|Seriously, where was this advice before it was too late?|
Back when I was officially a kid, I wanted nothing more than to be grown up. It seemed so damn cool, driving around in the cars everybody gets issued on their 16th birthday, collecting money at will out of those vending machines you needed that plastic card for, using cuss words stronger than "jeez" and "goshdarnit"...to a prepubescent child, that really sounds like the life. (Of course, I now know very fucking well that that's not how the first two work at all, which might be about 20% of the reason I do the third so much.)
All through my first 10 or so years, I may not have fully appreciated the golden age I was living in. These blissful days were for some sick reason dotted with fantasies of being a grownup. I dreamed my kidiot dreams of staying up all night, traveling the world, and generally doing whatever the fu--oops *quickly covers mouth*--heck I wanted. I honestly thought once high school (and college, because that's what automatically happens after high school) was celebrated with a graduation and a smooth, immediate transition into the work world, where each person was given the job they were best at and a house or apartment to live in while they saved up to get married and have a baby or something dumb like that.
Obviously I'm well aware by now that results may vary, bur what strikes me as so unfair is that nobody ever sat me down and explicitly explained to me that being an adult wasn't anything like that. Oh yeah, they told me vague, general nonsense like "if you do well in school, you'll get a good job", "you can do what you want when you have your own roof", and "if you really want something and work hard for it, you'll get it",and those things seemed to make sense, but I'm sure we know those things are as much bullshit as "everyone finds happiness one day", as people die every day with their happiness still in a great hiding spot.
I still feel a bit cheated looking around sometimes, well into my technical adulthood with very few of those lovely welcoming gifts. Sure, I actually get to go to bed when I want (kinda, I have to be up to be repeatedly smacked in the face by an infant in the morning...don't worry, I give them back too. It's called interaction.), I can technically do whatever I please as long as I don't mind being charged as an adult (financially or legally) for pretty much anything fun, and there is the area of my adult life I'll just collectively refer to as "Shannon", and those things are nice sometimes.
However, it's like any other job. Indeed, there can be benefits, but you have to put up with a lot of bullshit to get to them (and you probably won't get most of 'em for some extended probationary period). Being an adult is more responsibility than right.
It's less "chocolate cake for breakfast" and more "nothing for breakfast because I'm going to be late for something". It's less "buy whatever I want" and more "buy whatever I can get with the $54 I'll have left after the bills are paid". It's less " wake up whenever I want on weekends" and more "be awakened at the asscrack of morning by a wailing baby". (Hell, even to return to my example of something dumb, it was less "save up to have a baby" and more "suddenly get the unpleasant news that next year will contain a Fathers' Day for you".)
In short, it's the single biggest bait-and-switch long con in life and my parents pulled it to perfection.

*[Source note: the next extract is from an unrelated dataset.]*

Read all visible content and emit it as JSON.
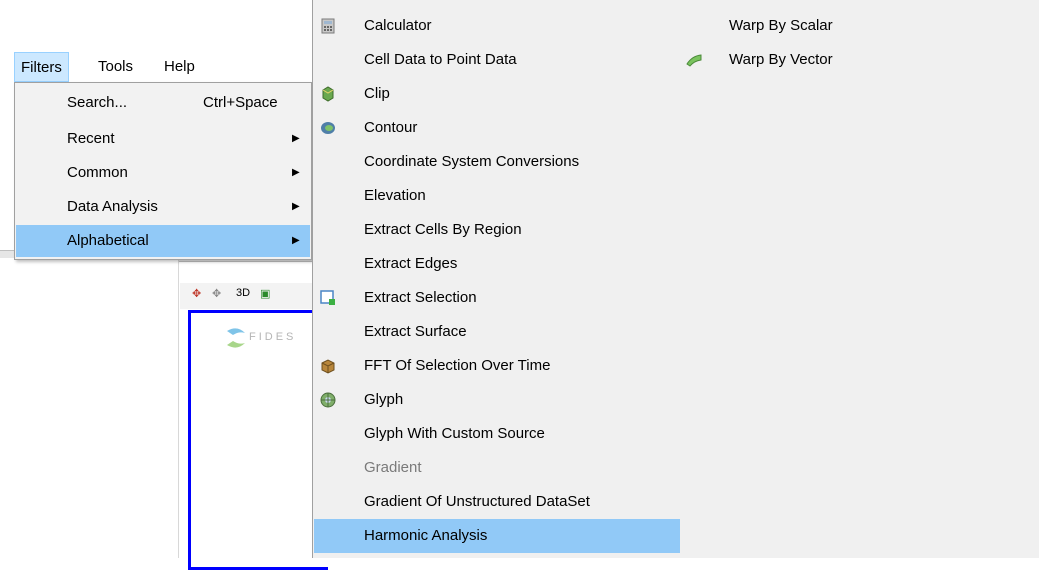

All my life they told me to grow up, and I trusted them...the magical life of commitments and compromise I live today is my rich reward for listening to that very poor advice. If Madoff was that talented in deception, he'd still be collecting people's pensions to this day. I mean, sure there's a thin ray of hope in being rich and thereby doing whatever the fuck I wanted...but they could have told me it was a 1% shot. (I'll have to sell a lot more books.) As I am the 99%, being an adult sucks almost that percentage of the time.
Maybe one day things will be different. Of course, that's what I've been saying since I was in OshKosh B'Gosh, but holding on to some pieces of my childhood is what keeps me going some days. I suspect that's the case with a lot of folk who suddenly found themselves in big boy pants. Still feels somehow crooked, though. As I sit typing this with my little humanoid pet crawling all over me, I sometimes think about how one day soon, he may look at me and my kindadult activities and think I'm living the good life just by having it last over 18 years. I might just let him think that for a while...my parents did it to me, so I guess it's only unfair, right?